Ce thème de la vie nue prend une autre dimension quand Agamben invite à lire à sa lumière la déclaration des droits de l’homme et du citoyen (celle de 1789 puisque lui aussi préfère ignorer les droits proclamés en 1948). Selon Hannah Arendt les droits proclamés en 1789 ne valaient que pour les citoyens ; ceux qui n’avaient pas la citoyenneté ne pouvaient pas les faire valoir. Selon Agamben, ces non citoyens, plus citoyens ou pas encore citoyens  peuvent être considérés comme « vie nue ». Les Droits de l’homme en font la matière qui leur permet d’avoir pour fonction la formation de l’État-nation. Ils font  que « la vie naturelle qui était dans l’Ancien Régime politiquement insignifiante et appartenait à Dieu comme vie de la créature […] émerge désormais au premier plan dans la structure de l’Etat, et devient le fondement terrestre de sa légitimité et de sa souveraineté ».

image 3L’article 1 de la déclaration est cité comme démonstration : « Les hommes naissent et demeurent libres et égaux en droits ».  Ce qu’Agamben interprète en disant « La vie naturelle….  s’efface immédiatement au profit de la figure du citoyen ». Ce qui se confirme aussi par le fait que l’étymologie de nation viendrait de naître. Avec la Déclaration des droits la vie naturelle « devient le porteur immédiat de la souveraineté ». « Le principe de naissance et le principe de souveraineté… s’unissent désormais irrévocablement dans le corps du « sujet souverain » ». Cela aurait inauguré la vocation biopolitique de l’État moderne dont le fondement est «la vie nue ».

La critique faite ici aux droits de l’homme est très singulière et oblique. Elle oublie que si l’article 1 mentionne la naissance ce n’est pas comme fait biologique mais pour renverser les droits attachés à la naissance privilégiée, c’est pour supprimer le droit de naissance noble au profit d’un droit pour tous. Les droits ne transforment pas la « vie nue » en citoyenneté mais une société où l’on appartient à un ordre en une société où chacun est également citoyen. En outre, la critique d’Agamben considère implicitement, dans la lignée de Foucault, que la biopolitique est une politique de contrôle et de dressage des corps.
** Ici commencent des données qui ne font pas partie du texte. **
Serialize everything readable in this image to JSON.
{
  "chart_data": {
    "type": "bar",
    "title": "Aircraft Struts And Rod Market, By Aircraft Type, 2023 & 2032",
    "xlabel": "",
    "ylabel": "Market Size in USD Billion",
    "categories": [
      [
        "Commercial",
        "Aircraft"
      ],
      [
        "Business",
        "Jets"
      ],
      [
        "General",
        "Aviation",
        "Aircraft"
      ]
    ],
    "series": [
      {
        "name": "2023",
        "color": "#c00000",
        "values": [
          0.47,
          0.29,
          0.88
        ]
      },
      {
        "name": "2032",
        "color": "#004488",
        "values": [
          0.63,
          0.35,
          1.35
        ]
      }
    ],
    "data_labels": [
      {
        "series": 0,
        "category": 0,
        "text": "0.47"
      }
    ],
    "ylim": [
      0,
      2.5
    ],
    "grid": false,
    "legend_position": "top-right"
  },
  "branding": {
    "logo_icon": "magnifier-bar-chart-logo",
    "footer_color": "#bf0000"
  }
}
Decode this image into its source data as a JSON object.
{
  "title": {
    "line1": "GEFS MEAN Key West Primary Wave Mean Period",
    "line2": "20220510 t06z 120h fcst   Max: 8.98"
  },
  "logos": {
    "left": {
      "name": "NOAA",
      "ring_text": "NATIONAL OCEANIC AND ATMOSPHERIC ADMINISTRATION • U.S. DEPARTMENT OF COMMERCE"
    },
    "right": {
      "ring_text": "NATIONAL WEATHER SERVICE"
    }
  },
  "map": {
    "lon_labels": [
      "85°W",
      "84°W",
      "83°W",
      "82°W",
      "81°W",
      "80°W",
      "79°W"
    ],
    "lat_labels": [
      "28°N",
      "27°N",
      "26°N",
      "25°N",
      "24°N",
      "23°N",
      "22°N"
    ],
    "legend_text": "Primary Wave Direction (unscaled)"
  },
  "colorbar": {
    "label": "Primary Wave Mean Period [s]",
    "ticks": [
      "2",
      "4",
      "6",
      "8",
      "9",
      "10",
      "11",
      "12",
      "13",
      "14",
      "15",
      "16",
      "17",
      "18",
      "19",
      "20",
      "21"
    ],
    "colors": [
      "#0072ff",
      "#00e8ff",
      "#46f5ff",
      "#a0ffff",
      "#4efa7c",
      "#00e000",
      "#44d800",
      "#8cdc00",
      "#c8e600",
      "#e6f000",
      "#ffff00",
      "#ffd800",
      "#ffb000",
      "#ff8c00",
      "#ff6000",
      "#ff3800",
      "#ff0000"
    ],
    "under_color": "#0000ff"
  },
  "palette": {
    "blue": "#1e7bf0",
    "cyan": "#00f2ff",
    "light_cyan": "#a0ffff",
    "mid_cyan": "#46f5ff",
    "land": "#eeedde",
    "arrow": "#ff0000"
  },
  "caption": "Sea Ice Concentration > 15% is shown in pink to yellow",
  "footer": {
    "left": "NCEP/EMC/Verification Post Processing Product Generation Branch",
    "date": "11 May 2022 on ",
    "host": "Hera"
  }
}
Ainsi le fascisme et le nazisme sont désignés comme « deux mouvements biopolitique dans le sens propre du terme » et la citoyenneté est considérée comme liée au droit du sol et du sang (rapproché du Blud und Boden de l’idéologue nazi Rosenberg). Tout ceci omet tout l’aspect protecteur et progressiste donc démocratique des politiques de santé et d’éducation et le fait que le droit du sol ouvre la citoyenneté plutôt qu’elle exclue (et n’a rien à voir avec le racisme nazi).

Agamben ne fait dans tout cela aucun procès explicite des droits de l’homme. Il affirme seulement que la limitation de leur application (par exemple par le cens) est inscrite dans leur origine et lié à « leur signification biopolitique ». Ils se trouvent ainsi renversé en un principe d’exclusion. La citoyenneté se définit alors par exclusion, d’où les flots de réfugiés entre les deux guerres. Ce qui signe l’échec des Droits comme celui de la SDN « et plus tard de l’ONU ». La discrimination est présentée comme un processus qui rend  à la vie naturelle (à une vie nue) ceux qui sont victimes. Le renversement qui est ici opéré se fait entièrement au détriment de l’idée de Droits. La conclusion rejoint directement celle d’Hannah Arendt : « Il convient de séparer définitivement le concept de réfugié (et la figure de la vie qu’il représente) du concept des droits de l’homme, et de prendre au sérieux la thèse d’Arendt qui lie le sort des droits de l’homme à celui de l’État-nation moderne, de sorte que le déclin et la crise de celui-ci impliquent nécessairement l’obsolescence de ceux-là ».

Les droits fondamentaux sont déclarés obsolescents alors même qu’ils se développent. Ils sont déclarés liés aux États-nations, alors qu’ils s’universalisent. Ils sont ainsi laissés aux puissances qui en font l’objet de leur rhétorique. La position d’Agamben appelle sur ce plan les mêmes critiques que celle d’Hannah Arendt. Sous l’aspect d’une exigence supérieure se cache le renoncement.